Metaphor is intended to be a torch-like library for Zig. The goal is to have a simple syntax that feels pythonic without sacrificing low level control.
Mixing Zig with Cuda
Metaphor is entirely GPU driven and it’s focused on working with large data.
After a lot of tinkering, I believe I have found a balance between exposing implementation details to keep the includes manageable and writing kernels easy.
The library is inherently multi-stream. Similar to multi-threading, streams act like work queues that can be loaded and launched asychronously.
Example:
Everything in Metaphor works with streams, so to get started, we initialize our GPU context, obtain a stream, build a graph, and allocate some tensors.

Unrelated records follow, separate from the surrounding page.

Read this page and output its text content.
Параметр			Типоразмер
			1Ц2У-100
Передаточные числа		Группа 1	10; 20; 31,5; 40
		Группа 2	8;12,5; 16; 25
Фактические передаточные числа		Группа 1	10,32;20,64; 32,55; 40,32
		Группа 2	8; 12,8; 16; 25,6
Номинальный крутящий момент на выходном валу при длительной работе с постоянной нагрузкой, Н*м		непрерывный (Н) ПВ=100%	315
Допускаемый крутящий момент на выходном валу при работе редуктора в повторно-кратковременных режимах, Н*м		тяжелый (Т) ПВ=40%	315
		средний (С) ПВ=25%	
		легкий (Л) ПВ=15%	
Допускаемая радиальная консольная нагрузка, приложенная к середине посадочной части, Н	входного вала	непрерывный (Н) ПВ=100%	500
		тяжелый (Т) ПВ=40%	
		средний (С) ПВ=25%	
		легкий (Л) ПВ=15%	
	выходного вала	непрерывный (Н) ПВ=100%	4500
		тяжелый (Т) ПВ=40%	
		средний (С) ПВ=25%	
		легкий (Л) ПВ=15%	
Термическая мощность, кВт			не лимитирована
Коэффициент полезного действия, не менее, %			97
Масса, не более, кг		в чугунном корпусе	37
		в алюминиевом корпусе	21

const mp = @import("metaphor");
// Initialize device and cuda context on device zero
mp.device.init(0);
const stream = mp.stream.init();
defer mp.stream.deinit(stream);
const G = mp.Graph.init(.{
.stream = stream,
.mode = eval,
});
defer G.deinit();
// CUDA tensors have analogous datatypes to the CPU, but
// with some implementation differences for 16bit floats
// to reduce bus traffic, freed memory is cached for reuse
// can free individually but will also be freed on G.deinit()

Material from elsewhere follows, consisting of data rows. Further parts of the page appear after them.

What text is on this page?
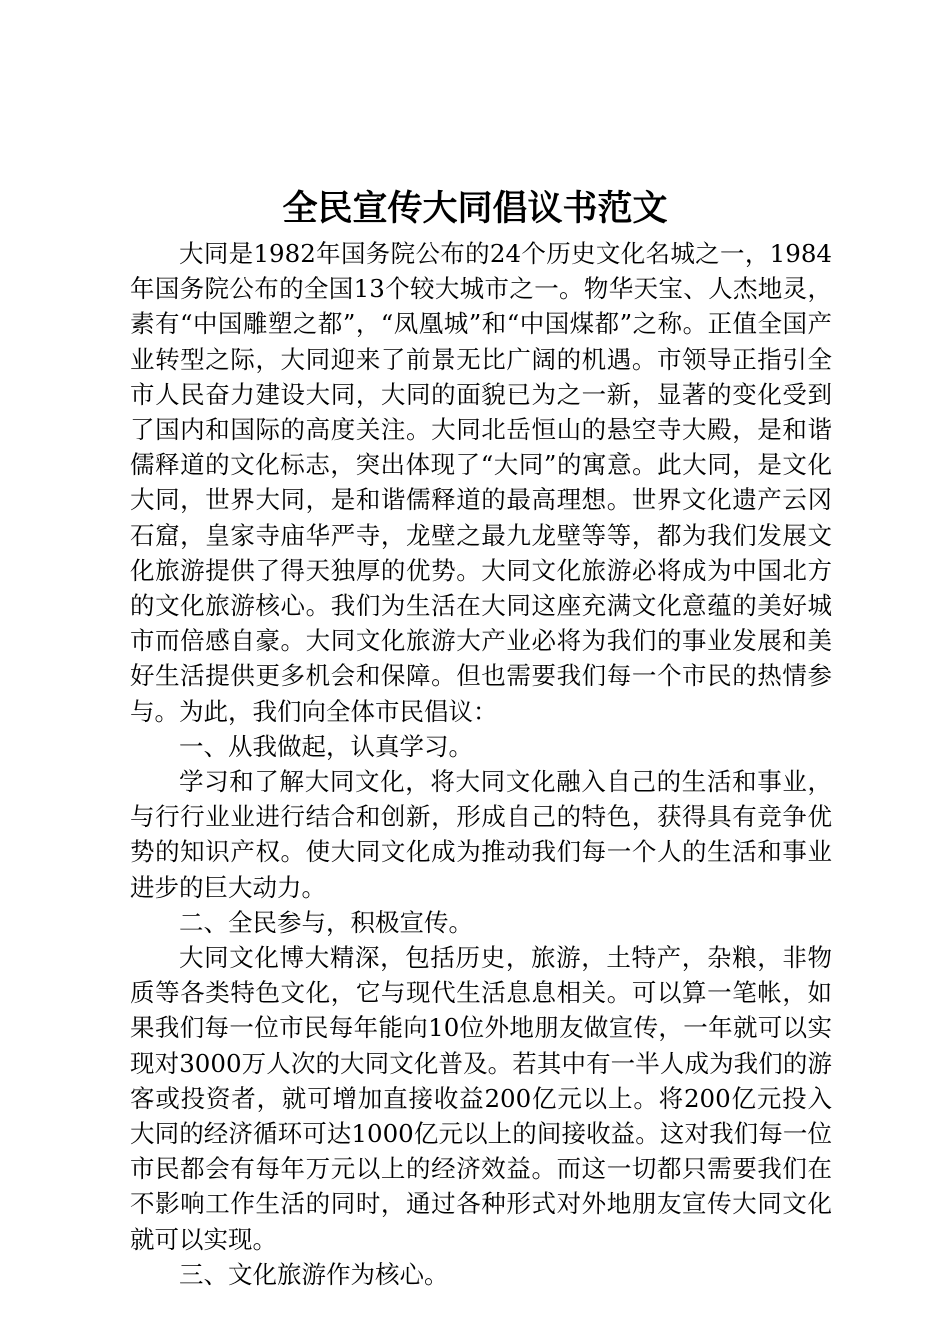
全民宣传大同倡议书范文

大同是1982年国务院公布的24个历史文化名城之一，1984年国务院公布的全国13个较大城市之一。物华天宝、人杰地灵，素有“中国雕塑之都”，“凤凰城”和“中国煤都”之称。正值全国产业转型之际，大同迎来了前景无比广阔的机遇。市领导正指引全市人民奋力建设大同，大同的面貌已为之一新，显著的变化受到了国内和国际的高度关注。大同北岳恒山的悬空寺大殿，是和谐儒释道的文化标志，突出体现了“大同”的寓意。此大同，是文化大同，世界大同，是和谐儒释道的最高理想。世界文化遗产云冈石窟，皇家寺庙华严寺，龙壁之最九龙壁等等，都为我们发展文化旅游提供了得天独厚的优势。大同文化旅游必将成为中国北方的文化旅游核心。我们为生活在大同这座充满文化意蕴的美好城市而倍感自豪。大同文化旅游大产业必将为我们的事业发展和美好生活提供更多机会和保障。但也需要我们每一个市民的热情参与。为此，我们向全体市民倡议：

一、从我做起，认真学习。

学习和了解大同文化，将大同文化融入自己的生活和事业，与行行业业进行结合和创新，形成自己的特色，获得具有竞争优势的知识产权。使大同文化成为推动我们每一个人的生活和事业进步的巨大动力。

二、全民参与，积极宣传。

大同文化博大精深，包括历史，旅游，土特产，杂粮，非物质等各类特色文化，它与现代生活息息相关。可以算一笔帐，如果我们每一位市民每年能向10位外地朋友做宣传，一年就可以实现对3000万人次的大同文化普及。若其中有一半人成为我们的游客或投资者，就可增加直接收益200亿元以上。将200亿元投入大同的经济循环可达1000亿元以上的间接收益。这对我们每一位市民都会有每年万元以上的经济效益。而这一切都只需要我们在不影响工作生活的同时，通过各种形式对外地朋友宣传大同文化就可以实现。

三、文化旅游作为核心。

const X1 = G.tensor(.inp, .r32, mp.Dims(2){ 2, 2 });
const X2 = G.tensor(.wgt, .r32, mp.Dims(2){ 2, 2 })
The math operations are straight-forward, as is the reversal process:
// y = A.x
const y = mp.ops.innerProduct(A, x, "ij,j->i");
// y = A.x + b
const y = mp.ops.linear(A, x, b, "ij,j->i");
// B = A transpose
const B = mp.ops.permutate(A, "ij->ji");
// w = u + v
const w = mp.ops.add(u, v);
// operations can be composed, e = (a + b) * (c + d)
const e = mp.ops.hadamard(mp.ops.add(a, b), mp.ops.add(c, d));
// feed-forward block
const y = mp.ops.selu(mp.ops.linear(x, A, b, "i,ij->j"));
y.reverse();
// inspect gradients
if (A.grads()) |grd| {
// use gradient...
}
In the works:
More kernels!
I spent a lot of time working my way through Zig to find an architecture that I felt was a good starting place. At this point, I’m focusing on implementing custom kernels.
Static Library Linkage
– Edited - this was accomplished
Configurable build
– Edited - this has been started
Anyhow, I’ve genuinely learned a lot so far and I’m looking forward to learning more!